When light sport came along, the idea was to spur innovation by getting the FAA out of the loop and letting manufacturers do their own approvals with loose oversight by ASTM International.
But has it worked? I’m beginning to think it has. First of all, I don’t hear any bitching about ASTM’s oversight, nor do I hear complaints about the FAA meddling where it agreed not to. There are two reasons for the latter, I think. One is that surprising as it might seem, some people in the FAA actually believe in the LSA idea and want it to succeed on the terms originally agreed to. The other reason is that light sport isn’t much of a career path for an ambitious FAAer. The really committed apparatchiks gravitate to the multi-million dollar three-letter programs whose length stretches directly to retirement.
So that leaves the LSA industry to flourish or die on its own merits and I think it is doing just that. In this month’s issue, we’re looking at the Renegade Falcon, a nice, sleek and fast design. But what I found most interesting is how one little company, of its own accord and without much money, jollied along Lycoming and Precision Airmotive to come up with a fuel injection system for the IO-233. It remains to be seen if this powerplant will give Rotax serious competition, but it’s nice to see someone trying.
The development was done over a series of months, free of FAA oversight that would have telescoped the time to years and cost something in the high six figures. Instead, the project just perked along and was flying before any of us realized it was even underway.
Let’s hear it for free enterprise and competition, unhindered by the heavy hand of government. Having said this, I have heard two complaints about the ASTM process. One is that the companies involved are putting the system at risk by not taking the required production recordkeeping seriously and that some of the models are bending the rules.

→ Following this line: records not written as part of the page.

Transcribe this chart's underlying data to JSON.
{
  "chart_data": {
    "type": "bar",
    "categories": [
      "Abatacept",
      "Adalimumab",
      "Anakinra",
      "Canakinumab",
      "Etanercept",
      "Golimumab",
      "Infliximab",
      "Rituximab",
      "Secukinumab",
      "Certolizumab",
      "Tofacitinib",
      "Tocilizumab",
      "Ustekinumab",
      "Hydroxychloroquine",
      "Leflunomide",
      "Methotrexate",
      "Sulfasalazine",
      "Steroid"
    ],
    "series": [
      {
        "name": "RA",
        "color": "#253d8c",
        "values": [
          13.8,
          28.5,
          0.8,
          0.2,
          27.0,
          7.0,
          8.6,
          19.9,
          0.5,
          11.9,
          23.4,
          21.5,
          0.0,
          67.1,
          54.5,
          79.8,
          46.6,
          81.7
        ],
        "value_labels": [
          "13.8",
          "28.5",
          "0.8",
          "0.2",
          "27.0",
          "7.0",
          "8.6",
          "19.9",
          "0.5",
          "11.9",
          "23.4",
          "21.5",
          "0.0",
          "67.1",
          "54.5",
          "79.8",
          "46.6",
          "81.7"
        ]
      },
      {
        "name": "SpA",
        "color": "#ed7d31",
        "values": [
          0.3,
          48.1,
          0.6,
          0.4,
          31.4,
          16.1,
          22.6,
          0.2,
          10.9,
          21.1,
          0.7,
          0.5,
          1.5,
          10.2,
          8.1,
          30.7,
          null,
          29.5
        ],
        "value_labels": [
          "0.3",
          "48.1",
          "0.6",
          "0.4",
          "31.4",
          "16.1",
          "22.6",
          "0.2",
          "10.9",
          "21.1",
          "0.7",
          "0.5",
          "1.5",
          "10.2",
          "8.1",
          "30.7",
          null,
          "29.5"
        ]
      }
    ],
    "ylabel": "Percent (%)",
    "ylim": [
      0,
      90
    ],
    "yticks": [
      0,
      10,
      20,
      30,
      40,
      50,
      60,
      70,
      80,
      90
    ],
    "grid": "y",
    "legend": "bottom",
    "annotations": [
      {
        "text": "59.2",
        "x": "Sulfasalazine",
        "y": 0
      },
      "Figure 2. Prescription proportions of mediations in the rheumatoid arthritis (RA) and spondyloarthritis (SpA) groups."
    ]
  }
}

Well, maybe. But I’m not getting my pants snagged on this and I don’t think anyone else should, either. For example, like a lot of LSAs, the Falcon has a placard that limits its level flight speed to 120 knots indicated. But with the right prop—one that’s readily available from the manufacturer—it will probably easily exceed that. I ride a motorcycle that will do 155 MPH, but I don’t ride that fast. That’s my decision and it’s the same deal with a slightly too-fast LSA. The limit is a nice guideline, but it’s arbitrary and up to the pilot to observe. Or not. That’s as it should be.
Similarly, Renegade’s Doc Bailey favors LSAs being used for IFR and as a manufacturer under ASTM, he has all the authority he needs to make that happen by POH amendment. That’s as it should be, too.
The only worry here is that this heady freedom will get out of hand or lead to abuses that result in accidents serious enough to either have the FAA intervene or to result in regulation by the plaintiff’s bar. Or both. For the time being, I think there’s little risk of either. The market may be anemic and demand for LSAs may never boom quite the way some figured it would, but the underlying idea seems to do what was intended and if that’s all it does, I’ll take it.